A l’estuaire du Wouri, la mangrove du Bois des Singes se meurt. Depuis plus de vingt ans, les ressources animales et végétales de cet écosystème marin, appartenant au Golfe de Guinée, subissent de fortes pressions liées à l’activité humaine. Malgré les dénonciations des militants écologiques, cette zone écologique fragile, aujourd’hui envahie par les habitants, sert de dépotoir de boues de vidange et parfois des eaux usées de près de 3 millions d’habitants. Des déchets liquides déversés sans traitement préalable.
Des filets d’eau noire coulent derrière des maisons d’habitation construites dans la mangrove au quartier Dindé, communément appelé « Bois des Singes ». Assise sur un banc en bois rangé sur sa véranda, la main droite soutenant la tête, dame Brigitte semble avoir perdu ses forces. « Avant quand on déversait, ça descendait tout droit. Maintenant, les déchets débordent le site et inondent les alentours de ma maison. Je ne sais quoi faire pour contrôler les va et viens de mes enfants comme ceux des voisins », déplore-t-elle.
Mère de cinq enfants, la cinquantenaire vit dans une maison construite en matériaux provisoire, limitrophe au site de déversement des déchets issus des différentes fosses septiques de Douala. C’est l’unique site public de dépotage des déchets liquides dans cette ville peuplée de plus de 2millions d’habitants. De jour comme de nuit, des vrombissements de camions retentissent dans les oreilles des 5 mille habitants installés de façon illégale dans cette « zone verte ». Une trentaine de camions d’une capacité comprise entre 5 et 16 m3 y effectuent des rotations régulières.
Difficile de circuler derrière la concession. Des odeurs qui s’y dégagent provoquent des nausées. Une atmosphère devenue presque normale pour Dame Brigitte et sa petite famille. Déjà cinq ans que ça dure. Et les membres de la famille s’adaptent avec de nouveaux comportements. « Chacun bouche ses narines. Même nos convives le font à chaque visite. D’autres arrivent, ils ne mangent même pas à cause des odeurs. Les habitants qui vivent plus bas déjeunent seulement avec les odeurs de Chikam». Le nom « Chikam » a en effet été attribué à l’entreprise de vidange par les populations, fatiguées d’humer des odeurs nauséabondes.
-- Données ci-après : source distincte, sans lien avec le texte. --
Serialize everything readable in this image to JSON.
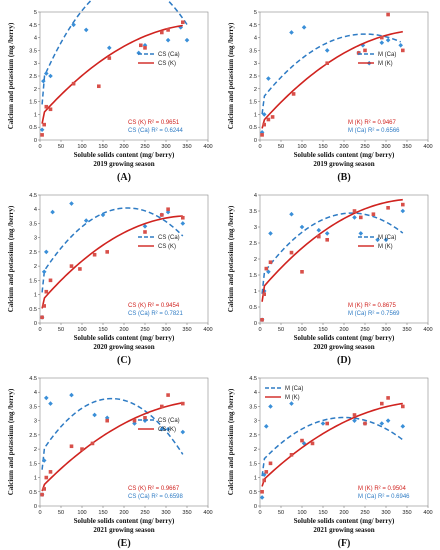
{
  "figure": {
    "panels": [
      "A",
      "B",
      "C",
      "D",
      "E",
      "F"
    ]
  },
  "colors": {
    "ca": "#2e7bc4",
    "k": "#d0231f",
    "ca_marker": "#3a8fd8",
    "k_marker": "#d8504a"
  },
  "chart_data": [
    {
      "panel": "A",
      "label": "(A)",
      "type": "scatter",
      "xlabel": "Soluble solids content (mg/ berry)",
      "ylabel": "Calcium and potassium (mg /berry)",
      "season": "2019 growing season",
      "xlim": [
        0,
        400
      ],
      "ylim": [
        0,
        5
      ],
      "xticks": [
        0,
        50,
        100,
        150,
        200,
        250,
        300,
        350,
        400
      ],
      "yticks": [
        0,
        0.5,
        1,
        1.5,
        2,
        2.5,
        3,
        3.5,
        4,
        4.5,
        5
      ],
      "legend": [
        "CS (Ca)",
        "CS (K)"
      ],
      "legend_position": "right",
      "r2": [
        "CS (K) R² = 0.9651",
        "CS (Ca) R² = 0.6244"
      ],
      "series": [
        {
          "name": "CS (Ca)",
          "trend": "dashed",
          "x": [
            5,
            8,
            15,
            25,
            80,
            110,
            165,
            235,
            250,
            305,
            335,
            350
          ],
          "y": [
            0.4,
            2.3,
            2.6,
            2.5,
            4.5,
            4.3,
            3.6,
            3.4,
            3.7,
            3.9,
            4.4,
            3.9
          ],
          "fit": [
            0.2,
            2.1,
            0.0386,
            -9.06e-05
          ]
        },
        {
          "name": "CS (K)",
          "trend": "solid",
          "x": [
            5,
            10,
            15,
            25,
            80,
            140,
            165,
            240,
            250,
            290,
            305,
            340
          ],
          "y": [
            0.2,
            0.6,
            1.3,
            1.2,
            2.2,
            2.1,
            3.2,
            3.7,
            3.6,
            4.2,
            4.3,
            4.6
          ],
          "fit": [
            0.2,
            0.9,
            0.0185,
            -2.35e-05
          ]
        }
      ]
    },
    {
      "panel": "B",
      "label": "(B)",
      "type": "scatter",
      "xlabel": "Soluble solids content (mg/ berry)",
      "ylabel": "Calcium and potassium (mg /berry)",
      "season": "2019 growing season",
      "xlim": [
        0,
        400
      ],
      "ylim": [
        0,
        5
      ],
      "xticks": [
        0,
        50,
        100,
        150,
        200,
        250,
        300,
        350,
        400
      ],
      "yticks": [
        0,
        0.5,
        1,
        1.5,
        2,
        2.5,
        3,
        3.5,
        4,
        4.5,
        5
      ],
      "legend": [
        "M (Ca)",
        "M (K)"
      ],
      "legend_position": "right",
      "r2": [
        "M (K) R² = 0.9467",
        "M (Ca) R² = 0.6566"
      ],
      "series": [
        {
          "name": "M (Ca)",
          "trend": "dashed",
          "x": [
            5,
            10,
            20,
            75,
            105,
            160,
            235,
            245,
            260,
            290,
            305,
            335
          ],
          "y": [
            0.3,
            1.0,
            2.4,
            4.2,
            4.4,
            3.5,
            3.4,
            3.7,
            3.0,
            3.8,
            3.9,
            3.7
          ],
          "fit": [
            0.2,
            1.5,
            0.0211,
            -4.22e-05
          ]
        },
        {
          "name": "M (K)",
          "trend": "solid",
          "x": [
            5,
            10,
            20,
            30,
            80,
            160,
            235,
            250,
            290,
            305,
            340
          ],
          "y": [
            0.2,
            0.6,
            0.8,
            0.9,
            1.8,
            3.0,
            3.4,
            3.5,
            4.0,
            4.9,
            3.5
          ],
          "fit": [
            0.2,
            0.6,
            0.0187,
            -2.36e-05
          ]
        }
      ]
    },
    {
      "panel": "C",
      "label": "(C)",
      "type": "scatter",
      "xlabel": "Soluble solids content (mg/ berry)",
      "ylabel": "Calcium and potassium (mg /berry)",
      "season": "2020 growing season",
      "xlim": [
        0,
        400
      ],
      "ylim": [
        0,
        4.5
      ],
      "xticks": [
        0,
        50,
        100,
        150,
        200,
        250,
        300,
        350,
        400
      ],
      "yticks": [
        0,
        0.5,
        1,
        1.5,
        2,
        2.5,
        3,
        3.5,
        4,
        4.5
      ],
      "legend": [
        "CS (Ca)",
        "CS (K)"
      ],
      "legend_position": "right",
      "r2": [
        "CS (K) R² = 0.9454",
        "CS (Ca) R² = 0.7821"
      ],
      "series": [
        {
          "name": "CS (Ca)",
          "trend": "dashed",
          "x": [
            5,
            10,
            15,
            30,
            75,
            110,
            150,
            250,
            290,
            305,
            340
          ],
          "y": [
            0.2,
            1.8,
            2.5,
            3.9,
            4.2,
            3.6,
            3.8,
            3.4,
            3.8,
            3.9,
            3.5
          ],
          "fit": [
            0.2,
            1.6,
            0.0235,
            -5.65e-05
          ]
        },
        {
          "name": "CS (K)",
          "trend": "solid",
          "x": [
            5,
            10,
            15,
            25,
            75,
            95,
            130,
            160,
            250,
            290,
            305,
            340
          ],
          "y": [
            0.2,
            0.6,
            1.1,
            1.5,
            2.0,
            1.9,
            2.4,
            2.5,
            3.2,
            3.8,
            4.0,
            3.7
          ],
          "fit": [
            0.2,
            0.7,
            0.0172,
            -2.41e-05
          ]
        }
      ]
    },
    {
      "panel": "D",
      "label": "(D)",
      "type": "scatter",
      "xlabel": "Soluble solids content (mg/ berry)",
      "ylabel": "Calcium and potassium (mg /berry)",
      "season": "2020 growing season",
      "xlim": [
        0,
        400
      ],
      "ylim": [
        0,
        4
      ],
      "xticks": [
        0,
        50,
        100,
        150,
        200,
        250,
        300,
        350,
        400
      ],
      "yticks": [
        0,
        0.5,
        1,
        1.5,
        2,
        2.5,
        3,
        3.5,
        4
      ],
      "legend": [
        "M (Ca)",
        "M (K)"
      ],
      "legend_position": "right",
      "r2": [
        "M (K) R² = 0.8675",
        "M (Ca) R² = 0.7569"
      ],
      "series": [
        {
          "name": "M (Ca)",
          "trend": "dashed",
          "x": [
            5,
            10,
            20,
            25,
            75,
            100,
            140,
            160,
            225,
            240,
            280,
            300,
            340
          ],
          "y": [
            0.1,
            1.0,
            1.6,
            2.8,
            3.4,
            3.0,
            2.9,
            2.8,
            3.3,
            2.8,
            2.6,
            2.6,
            3.5
          ],
          "fit": [
            0.1,
            1.4,
            0.0186,
            -4.25e-05
          ]
        },
        {
          "name": "M (K)",
          "trend": "solid",
          "x": [
            5,
            10,
            15,
            25,
            75,
            100,
            140,
            160,
            225,
            240,
            270,
            305,
            340
          ],
          "y": [
            0.1,
            0.9,
            1.7,
            1.9,
            2.2,
            1.6,
            2.7,
            2.6,
            3.5,
            3.3,
            3.4,
            3.6,
            3.7
          ],
          "fit": [
            0.1,
            1.0,
            0.0155,
            -2.09e-05
          ]
        }
      ]
    },
    {
      "panel": "E",
      "label": "(E)",
      "type": "scatter",
      "xlabel": "Soluble solids content (mg/ berry)",
      "ylabel": "Calcium and potassium (mg /berry)",
      "season": "2021 growing season",
      "xlim": [
        0,
        400
      ],
      "ylim": [
        0,
        4.5
      ],
      "xticks": [
        0,
        50,
        100,
        150,
        200,
        250,
        300,
        350,
        400
      ],
      "yticks": [
        0,
        0.5,
        1,
        1.5,
        2,
        2.5,
        3,
        3.5,
        4,
        4.5
      ],
      "legend": [
        "CS (Ca)",
        "CS (K)"
      ],
      "legend_position": "right",
      "r2": [
        "CS (K) R² = 0.9667",
        "CS (Ca) R² = 0.6598"
      ],
      "series": [
        {
          "name": "CS (Ca)",
          "trend": "dashed",
          "x": [
            5,
            10,
            15,
            25,
            75,
            130,
            160,
            225,
            250,
            290,
            305,
            340
          ],
          "y": [
            0.4,
            1.6,
            3.8,
            3.6,
            3.9,
            3.2,
            3.1,
            2.9,
            3.0,
            2.7,
            2.7,
            2.6
          ],
          "fit": [
            0.4,
            1.8,
            0.0232,
            -6.81e-05
          ]
        },
        {
          "name": "CS (K)",
          "trend": "solid",
          "x": [
            5,
            10,
            15,
            25,
            75,
            100,
            125,
            160,
            225,
            250,
            290,
            305,
            340
          ],
          "y": [
            0.4,
            0.6,
            1.0,
            1.2,
            2.1,
            2.0,
            2.2,
            3.0,
            3.0,
            3.1,
            3.5,
            3.9,
            3.6
          ],
          "fit": [
            0.4,
            0.6,
            0.0152,
            -1.85e-05
          ]
        }
      ]
    },
    {
      "panel": "F",
      "label": "(F)",
      "type": "scatter",
      "xlabel": "Soluble solids content (mg/ berry)",
      "ylabel": "Calcium and potassium (mg /berry)",
      "season": "2021 growing season",
      "xlim": [
        0,
        400
      ],
      "ylim": [
        0,
        4.5
      ],
      "xticks": [
        0,
        50,
        100,
        150,
        200,
        250,
        300,
        350,
        400
      ],
      "yticks": [
        0,
        0.5,
        1,
        1.5,
        2,
        2.5,
        3,
        3.5,
        4,
        4.5
      ],
      "legend": [
        "M (Ca)",
        "M (K)"
      ],
      "legend_position": "top-left",
      "r2": [
        "M (K) R² = 0.9504",
        "M (Ca) R² = 0.6946"
      ],
      "series": [
        {
          "name": "M (Ca)",
          "trend": "dashed",
          "x": [
            5,
            10,
            15,
            25,
            75,
            105,
            150,
            225,
            250,
            290,
            305,
            340
          ],
          "y": [
            0.3,
            1.1,
            2.8,
            3.5,
            3.6,
            2.2,
            2.9,
            3.0,
            2.9,
            2.9,
            3.0,
            2.8
          ],
          "fit": [
            0.3,
            1.5,
            0.0161,
            -4.02e-05
          ]
        },
        {
          "name": "M (K)",
          "trend": "solid",
          "x": [
            5,
            10,
            15,
            25,
            75,
            100,
            125,
            160,
            225,
            250,
            290,
            305,
            340
          ],
          "y": [
            0.5,
            0.9,
            1.2,
            1.5,
            1.8,
            2.3,
            2.2,
            2.9,
            3.2,
            2.9,
            3.6,
            3.8,
            3.5
          ],
          "fit": [
            0.5,
            0.8,
            0.0143,
            -1.78e-05
          ]
        }
      ]
    }
  ]
}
Comme cette demeure, des dizaines de maisons d’habitation entourent le lieu de vidange. Des parents pleurent surtout pour la santé de leurs enfants. A longueur de journée, ils s’amusent par petits groupes, près des filets d’eau noire. Chantal Ngah, mère de deux enfants est installée au bois des singes depuis trois ans. « Parfois, ils ont la diarrhée, les vomissements. Pourtant nous ne buvons pas l’eau du coin. Nous utilisons l’eau du puits uniquement pour les travaux ménagers. Mais, des mouches partent du site de dépotage pour se déposer régulièrement sur nos plats et autres ustensiles de cuisine. Et c’est un vrai danger pour nous ».
Une catastrophe écologique
Le projet Maîtrise de l’assainissement dans un écosystème urbain dans la zone côtière de Douala et les quartiers environnants populaires de Yaoundé, en abrégé « MAFADI », déplore une situation dramatique de l’évacuation des matières fécales à Douala. Les résultats dudit projet, publiés en 2012, relèvent que chaque mois, près de 7 500 tonnes de boues de vidange sont collectées et déversées dans cette zone écologique fragile.
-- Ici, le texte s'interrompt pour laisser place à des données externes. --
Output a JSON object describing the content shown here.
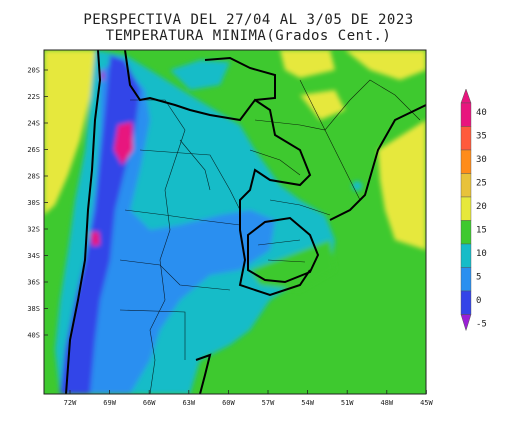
{
  "title_line1": "PERSPECTIVA DEL 27/04 AL 3/05 DE 2023",
  "title_line2": "TEMPERATURA MINIMA(Grados Cent.)",
  "lat_labels": [
    "20S",
    "22S",
    "24S",
    "26S",
    "28S",
    "30S",
    "32S",
    "34S",
    "36S",
    "38S",
    "40S"
  ],
  "lon_labels": [
    "72W",
    "69W",
    "66W",
    "63W",
    "60W",
    "57W",
    "54W",
    "51W",
    "48W",
    "45W"
  ],
  "colorbar": {
    "labels": [
      "40",
      "35",
      "30",
      "25",
      "20",
      "15",
      "10",
      "5",
      "0",
      "-5"
    ],
    "colors": [
      "#e8157e",
      "#ff5a3c",
      "#ff8c1a",
      "#e8c23a",
      "#e6e83c",
      "#3ec92f",
      "#16bcc8",
      "#2a8ff0",
      "#3344e8",
      "#9b1fd6"
    ]
  }
}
Une grande partie de ces déchets transitent par un bac en béton aménagé dans le coin pour servir de lit filtrant. Des spécialistes d’écologie le définissent comme un équipement d’assainissement permettant de séparer la matière solide de la matière liquide. Avant d’être rejetée dans la nature, la matière liquide subit un traitement. La matière solide, quant à elle, sert d’engrais pour les plantes. Mais, s’insurgent ces défenseurs de l’environnement, le lit filtrant n’a jamais fonctionné et à cela s’ajoute l’accroissement démographique.
Douala était peuplée de 809 852 habitants en 1987. Elle frôle les 2 millions, selon les résultats du 3ème recensement général de la population du Cameroun publié en 2011. En quête de logement et dépourvus de moyens financiers, ces familles occupent progressivement la mangrove du bois des Singes, en violation de la réglementation.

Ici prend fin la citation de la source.